Nouveau tour de magie de Christopher Nolan, Tenet embarque le spectateur dans un impressionnant grand-huit formel, brillant et vertigineux, alliant qualités de divertissement grand public et audace folle de l’expérimentation la plus totale.
« Le monde est clair-obscur« . Comme par effraction, le film commence par un attentat terroriste dans l’opéra de Kiev qui évoque le braquage de banque de The Dark Knight à une échelle bien supérieure. Mais il ne s’agit que d’un leurre. Nous allons ensuite suivre les pas d’un héros sans nom, le Protagoniste (John David Washington, le fils de Denzel, déjà vu dans BlacKKKlansman de Spike Lee) qui va s’interroger sur l’existence de projectiles venus du futur, dont le sens de l’entropie, ainsi que le cours du temps, aurait été inversé. Dans cette quête de la réalité inversée, le Protagoniste va partir à travers les continents, des Etats-Unis à l’Estonie, de l’Angleterre au Danemark, en passant par l’Inde ou l’Italie, pour finalement s’apercevoir que sa recherche le confrontera à la fin du monde et une terrifiante Troisième Guerre Mondiale…

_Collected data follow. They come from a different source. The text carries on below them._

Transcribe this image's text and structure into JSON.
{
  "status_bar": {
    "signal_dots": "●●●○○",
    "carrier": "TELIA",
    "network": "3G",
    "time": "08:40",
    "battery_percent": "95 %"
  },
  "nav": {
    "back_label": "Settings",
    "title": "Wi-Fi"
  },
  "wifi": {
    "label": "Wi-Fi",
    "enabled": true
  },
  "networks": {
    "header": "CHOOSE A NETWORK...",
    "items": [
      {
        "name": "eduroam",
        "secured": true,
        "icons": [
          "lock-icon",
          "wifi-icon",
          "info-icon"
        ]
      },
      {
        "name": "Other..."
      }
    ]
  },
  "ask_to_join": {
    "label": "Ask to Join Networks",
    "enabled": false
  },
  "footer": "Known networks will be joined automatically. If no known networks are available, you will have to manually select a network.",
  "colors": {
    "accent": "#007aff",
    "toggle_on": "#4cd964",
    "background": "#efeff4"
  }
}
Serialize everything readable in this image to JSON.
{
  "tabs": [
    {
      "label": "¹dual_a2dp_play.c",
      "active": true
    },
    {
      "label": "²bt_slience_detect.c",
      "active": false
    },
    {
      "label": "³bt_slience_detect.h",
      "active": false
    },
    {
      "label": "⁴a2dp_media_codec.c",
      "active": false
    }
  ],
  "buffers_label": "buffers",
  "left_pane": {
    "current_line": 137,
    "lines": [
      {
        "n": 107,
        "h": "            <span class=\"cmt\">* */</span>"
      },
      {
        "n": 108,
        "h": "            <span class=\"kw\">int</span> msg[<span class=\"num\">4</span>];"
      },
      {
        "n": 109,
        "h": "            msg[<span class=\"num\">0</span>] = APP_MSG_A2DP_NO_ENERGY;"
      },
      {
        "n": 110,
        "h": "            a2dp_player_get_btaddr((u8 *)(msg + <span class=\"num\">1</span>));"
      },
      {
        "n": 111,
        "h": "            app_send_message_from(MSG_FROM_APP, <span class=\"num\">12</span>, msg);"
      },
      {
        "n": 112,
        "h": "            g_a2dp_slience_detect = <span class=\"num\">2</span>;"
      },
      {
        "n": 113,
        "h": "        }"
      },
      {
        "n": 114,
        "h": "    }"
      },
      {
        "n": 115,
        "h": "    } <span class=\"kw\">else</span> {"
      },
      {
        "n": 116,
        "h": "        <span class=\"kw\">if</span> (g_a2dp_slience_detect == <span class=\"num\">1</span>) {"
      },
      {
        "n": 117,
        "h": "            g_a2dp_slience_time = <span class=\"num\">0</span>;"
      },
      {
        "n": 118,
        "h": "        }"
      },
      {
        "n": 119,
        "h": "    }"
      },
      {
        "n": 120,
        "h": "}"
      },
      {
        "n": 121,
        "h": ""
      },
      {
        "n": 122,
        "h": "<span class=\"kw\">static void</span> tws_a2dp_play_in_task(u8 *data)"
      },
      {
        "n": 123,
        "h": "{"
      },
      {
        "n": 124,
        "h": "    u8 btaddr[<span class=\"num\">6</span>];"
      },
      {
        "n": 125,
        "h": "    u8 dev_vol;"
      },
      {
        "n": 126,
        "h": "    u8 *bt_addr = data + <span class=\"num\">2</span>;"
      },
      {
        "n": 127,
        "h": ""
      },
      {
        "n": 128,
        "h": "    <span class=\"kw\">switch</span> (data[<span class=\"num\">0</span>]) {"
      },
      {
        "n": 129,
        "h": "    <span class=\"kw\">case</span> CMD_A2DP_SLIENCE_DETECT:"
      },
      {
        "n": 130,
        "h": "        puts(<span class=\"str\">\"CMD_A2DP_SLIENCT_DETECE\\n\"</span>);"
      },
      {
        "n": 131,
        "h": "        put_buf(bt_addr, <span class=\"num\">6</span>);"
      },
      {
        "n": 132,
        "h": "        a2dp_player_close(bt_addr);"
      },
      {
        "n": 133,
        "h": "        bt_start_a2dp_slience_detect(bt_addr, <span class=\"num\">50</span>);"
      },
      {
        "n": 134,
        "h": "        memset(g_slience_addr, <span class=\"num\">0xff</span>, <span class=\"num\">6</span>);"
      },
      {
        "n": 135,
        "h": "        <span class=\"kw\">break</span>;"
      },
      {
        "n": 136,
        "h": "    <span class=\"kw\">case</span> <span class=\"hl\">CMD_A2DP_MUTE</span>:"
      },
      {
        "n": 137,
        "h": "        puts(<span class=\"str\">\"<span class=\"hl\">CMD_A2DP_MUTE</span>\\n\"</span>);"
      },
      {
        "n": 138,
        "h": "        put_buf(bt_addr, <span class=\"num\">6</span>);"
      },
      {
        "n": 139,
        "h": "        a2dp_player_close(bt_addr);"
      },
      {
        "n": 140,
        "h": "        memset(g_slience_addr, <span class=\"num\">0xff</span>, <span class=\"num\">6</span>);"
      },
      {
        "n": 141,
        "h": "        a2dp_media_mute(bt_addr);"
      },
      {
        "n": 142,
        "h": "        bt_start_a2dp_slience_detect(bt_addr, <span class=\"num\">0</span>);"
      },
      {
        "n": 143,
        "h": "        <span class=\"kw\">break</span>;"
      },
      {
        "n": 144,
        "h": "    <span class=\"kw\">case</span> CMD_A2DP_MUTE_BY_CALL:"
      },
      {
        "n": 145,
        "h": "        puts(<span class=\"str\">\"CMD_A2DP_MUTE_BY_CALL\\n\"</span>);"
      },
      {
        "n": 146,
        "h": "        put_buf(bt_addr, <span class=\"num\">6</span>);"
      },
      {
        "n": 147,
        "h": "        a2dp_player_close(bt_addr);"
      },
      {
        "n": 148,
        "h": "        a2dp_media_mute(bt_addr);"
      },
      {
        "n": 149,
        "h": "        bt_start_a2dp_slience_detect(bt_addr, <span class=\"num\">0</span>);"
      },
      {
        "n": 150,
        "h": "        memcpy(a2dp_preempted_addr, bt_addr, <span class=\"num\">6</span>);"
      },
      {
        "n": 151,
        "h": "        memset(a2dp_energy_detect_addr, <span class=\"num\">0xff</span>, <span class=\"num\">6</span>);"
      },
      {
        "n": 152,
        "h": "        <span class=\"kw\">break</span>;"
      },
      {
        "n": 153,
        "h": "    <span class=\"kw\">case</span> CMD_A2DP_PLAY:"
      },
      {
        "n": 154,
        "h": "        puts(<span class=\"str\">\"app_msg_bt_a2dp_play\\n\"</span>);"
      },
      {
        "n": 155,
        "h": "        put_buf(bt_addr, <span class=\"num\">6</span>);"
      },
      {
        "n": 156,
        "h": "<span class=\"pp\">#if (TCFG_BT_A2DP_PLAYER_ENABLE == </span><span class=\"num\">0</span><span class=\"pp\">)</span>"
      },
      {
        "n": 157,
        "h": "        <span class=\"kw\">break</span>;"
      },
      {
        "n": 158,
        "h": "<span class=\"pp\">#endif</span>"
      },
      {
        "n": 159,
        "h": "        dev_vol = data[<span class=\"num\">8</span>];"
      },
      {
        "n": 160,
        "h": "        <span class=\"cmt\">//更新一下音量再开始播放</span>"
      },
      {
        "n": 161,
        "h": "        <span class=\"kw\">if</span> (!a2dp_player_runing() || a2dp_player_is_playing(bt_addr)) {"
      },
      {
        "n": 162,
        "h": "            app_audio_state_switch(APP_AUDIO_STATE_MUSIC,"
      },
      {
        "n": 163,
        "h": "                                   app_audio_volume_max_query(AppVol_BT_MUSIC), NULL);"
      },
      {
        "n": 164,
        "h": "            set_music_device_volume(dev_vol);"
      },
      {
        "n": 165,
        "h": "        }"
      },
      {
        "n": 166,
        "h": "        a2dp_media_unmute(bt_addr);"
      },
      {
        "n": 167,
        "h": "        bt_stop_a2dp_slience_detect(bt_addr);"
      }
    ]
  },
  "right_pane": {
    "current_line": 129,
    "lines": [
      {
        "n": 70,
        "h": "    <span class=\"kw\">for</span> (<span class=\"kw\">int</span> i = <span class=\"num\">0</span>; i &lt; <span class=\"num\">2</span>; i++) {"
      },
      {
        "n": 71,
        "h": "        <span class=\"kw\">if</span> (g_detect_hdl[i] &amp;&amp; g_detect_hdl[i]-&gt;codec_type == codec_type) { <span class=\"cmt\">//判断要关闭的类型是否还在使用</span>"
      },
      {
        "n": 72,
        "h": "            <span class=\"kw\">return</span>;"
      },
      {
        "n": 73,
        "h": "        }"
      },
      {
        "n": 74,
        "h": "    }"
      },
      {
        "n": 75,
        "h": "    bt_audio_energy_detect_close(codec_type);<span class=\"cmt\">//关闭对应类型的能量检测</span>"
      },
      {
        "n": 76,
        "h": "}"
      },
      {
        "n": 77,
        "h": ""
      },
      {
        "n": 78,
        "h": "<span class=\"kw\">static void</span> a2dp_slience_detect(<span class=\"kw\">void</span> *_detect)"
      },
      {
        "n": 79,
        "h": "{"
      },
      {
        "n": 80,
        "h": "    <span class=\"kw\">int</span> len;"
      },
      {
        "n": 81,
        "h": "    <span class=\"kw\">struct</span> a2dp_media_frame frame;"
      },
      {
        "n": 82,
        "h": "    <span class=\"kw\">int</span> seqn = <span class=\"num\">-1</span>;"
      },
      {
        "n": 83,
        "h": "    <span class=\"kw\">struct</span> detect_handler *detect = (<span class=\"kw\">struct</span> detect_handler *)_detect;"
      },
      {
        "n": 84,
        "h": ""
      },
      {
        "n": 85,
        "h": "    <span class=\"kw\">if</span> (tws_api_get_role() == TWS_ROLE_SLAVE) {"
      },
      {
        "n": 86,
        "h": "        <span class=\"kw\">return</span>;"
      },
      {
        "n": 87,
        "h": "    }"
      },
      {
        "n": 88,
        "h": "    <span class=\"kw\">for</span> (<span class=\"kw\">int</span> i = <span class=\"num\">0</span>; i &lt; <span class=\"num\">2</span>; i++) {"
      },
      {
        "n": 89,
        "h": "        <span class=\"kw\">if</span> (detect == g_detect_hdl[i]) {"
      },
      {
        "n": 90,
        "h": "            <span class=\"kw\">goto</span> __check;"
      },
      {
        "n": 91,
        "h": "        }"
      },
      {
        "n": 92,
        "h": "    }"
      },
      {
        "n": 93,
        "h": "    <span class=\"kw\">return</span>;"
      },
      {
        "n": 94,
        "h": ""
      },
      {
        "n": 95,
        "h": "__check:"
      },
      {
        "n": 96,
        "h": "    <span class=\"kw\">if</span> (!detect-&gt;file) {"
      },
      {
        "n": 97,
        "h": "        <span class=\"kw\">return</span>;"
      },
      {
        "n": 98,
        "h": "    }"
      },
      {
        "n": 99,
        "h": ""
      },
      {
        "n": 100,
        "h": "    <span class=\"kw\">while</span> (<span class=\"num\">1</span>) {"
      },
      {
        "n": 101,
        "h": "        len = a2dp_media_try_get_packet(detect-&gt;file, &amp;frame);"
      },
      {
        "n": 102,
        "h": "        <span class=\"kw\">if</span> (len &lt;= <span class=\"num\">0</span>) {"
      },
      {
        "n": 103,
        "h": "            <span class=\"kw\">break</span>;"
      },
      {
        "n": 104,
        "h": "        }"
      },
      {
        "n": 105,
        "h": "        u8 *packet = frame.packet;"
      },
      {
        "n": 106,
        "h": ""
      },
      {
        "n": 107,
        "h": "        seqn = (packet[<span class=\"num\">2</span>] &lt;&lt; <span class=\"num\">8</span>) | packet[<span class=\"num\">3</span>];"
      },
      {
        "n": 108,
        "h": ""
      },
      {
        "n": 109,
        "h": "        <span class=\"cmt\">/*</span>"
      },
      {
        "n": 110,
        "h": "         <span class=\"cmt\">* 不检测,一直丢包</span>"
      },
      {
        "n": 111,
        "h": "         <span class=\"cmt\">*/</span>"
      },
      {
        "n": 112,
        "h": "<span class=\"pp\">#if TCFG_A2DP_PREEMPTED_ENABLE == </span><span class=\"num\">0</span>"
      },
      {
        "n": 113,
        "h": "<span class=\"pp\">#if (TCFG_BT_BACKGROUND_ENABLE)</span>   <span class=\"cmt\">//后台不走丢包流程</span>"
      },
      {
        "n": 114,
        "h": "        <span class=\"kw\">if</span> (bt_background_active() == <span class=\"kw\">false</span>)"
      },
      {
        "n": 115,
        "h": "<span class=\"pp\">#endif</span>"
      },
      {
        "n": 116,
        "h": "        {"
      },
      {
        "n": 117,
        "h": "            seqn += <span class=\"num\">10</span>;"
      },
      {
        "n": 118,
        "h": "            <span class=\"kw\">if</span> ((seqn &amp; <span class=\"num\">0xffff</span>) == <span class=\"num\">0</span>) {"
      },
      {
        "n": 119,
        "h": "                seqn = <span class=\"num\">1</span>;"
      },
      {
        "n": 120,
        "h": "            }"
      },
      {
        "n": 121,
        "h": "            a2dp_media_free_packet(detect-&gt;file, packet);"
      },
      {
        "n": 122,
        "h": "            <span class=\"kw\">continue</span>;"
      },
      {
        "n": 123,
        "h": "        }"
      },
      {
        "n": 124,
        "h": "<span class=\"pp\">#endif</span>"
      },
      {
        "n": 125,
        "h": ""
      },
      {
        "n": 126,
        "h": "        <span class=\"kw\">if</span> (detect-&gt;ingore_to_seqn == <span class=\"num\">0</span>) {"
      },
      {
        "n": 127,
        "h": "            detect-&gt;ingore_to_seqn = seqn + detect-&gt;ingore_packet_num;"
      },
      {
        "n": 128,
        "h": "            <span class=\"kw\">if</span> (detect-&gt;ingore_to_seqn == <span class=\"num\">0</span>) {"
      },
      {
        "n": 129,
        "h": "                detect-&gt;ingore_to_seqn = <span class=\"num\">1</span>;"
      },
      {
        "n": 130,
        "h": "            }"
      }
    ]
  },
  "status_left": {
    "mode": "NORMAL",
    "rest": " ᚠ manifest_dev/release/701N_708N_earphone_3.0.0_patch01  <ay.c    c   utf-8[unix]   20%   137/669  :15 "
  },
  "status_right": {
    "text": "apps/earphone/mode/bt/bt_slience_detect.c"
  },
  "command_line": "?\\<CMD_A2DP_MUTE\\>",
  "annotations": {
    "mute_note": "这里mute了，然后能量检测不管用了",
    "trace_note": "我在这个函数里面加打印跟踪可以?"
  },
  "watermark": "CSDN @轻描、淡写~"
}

Le cinéma, art du temps. André Bazin avait développé dans ses textes critiques la spécificité du Septième Art, médium qui permet d’explorer les capacités infinies de l’espace et du temps. Mais sans doute Nolan se trouve être dans Tenet celui qui aura le plus insisté sur la spécificité temporelle du cinéma. Cette obsession du temps traverse toute son oeuvre: de Following, son tout premier film, composé de deux moments distincts de la vie d’un quidam, à Dunkerque, organisé autour d’un événement vu selon trois perspectives temporelles différentes, selon les protagonistes, Nolan souhaite apparemment montrer comment la perception du temps peut influencer le sujet dans son existence et son comportement. Il veut nous le montrer de manière extrêmement concrète et incontestable par le grand écran : à ce titre, dans Tenet, les séquences de combat, montrant la réalité inversée de luttes filmées à l’envers s’avèrent absolument bluffantes à chaque fois. On a ici affaire à la démonstration d’un concept qui s’incarne sous nos yeux de manière jamais vue, par le prodige des caméras Imax.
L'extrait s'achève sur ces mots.